De-extinction for the first time – bizarre extinct frog species brought back from the grave

// March 18th, 2013 // General Science News


Rheobatrachus silus, gastric-brooding frog, brought back from extinction

Rheobatrachus silus, the gastric-brooding frog, is different from most other frogs – it gives birth from its mouth, swallowing eggs to hide in its stomach until they’re ready to hatch then spitting out live baby frogs.  Sadly. the frog was last seen in the wild in 1979 and became extinct a few years later.  Luckily, frog researcher Mike Tyler froze specimens of the frog prior to its extinction, leaving the door open for the species’ possible resurrection and this past weekend, we learned that the Lazarus Project has successfully brought one of the baby-spitting amphibians back to life.  i09 explained:

“Scientists extracted DNA from a frozen frog specimen, and employed somatic-cell nuclear transfer, the same process used to clone still-living animals.

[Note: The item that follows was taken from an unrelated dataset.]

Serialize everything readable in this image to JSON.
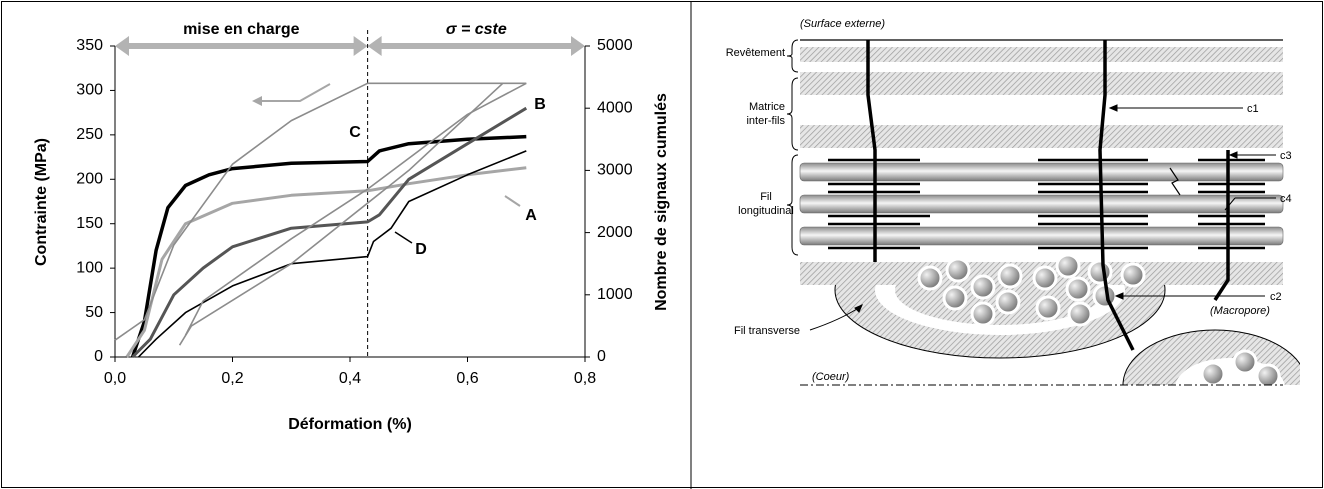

The team took eggs from the distantly related great barred frog, deactivated that frog’s DNA with UV light, and inserted the gastric-brooding frog’s DNA into the eggs. The cells inside the eggs began dividing, becoming blastulas. The embryos died after a few days, long before developing into tadpoles, but DNA tests confirmed that they were gastric-brooding frog embryos, and Archer says they have high hopes for seeing this frog up and hopping soon.”

In 2009, an extinct Pyrenean ibex, a mountain goat that disappeared at the turn of the century, was successfully cloned (it also died minutes after birth) from DNA from a living Pyrenean ibex but the Rheobatrachus silus frog cloning is the first cloning accomplished from DNA from a extinct, and dead, species.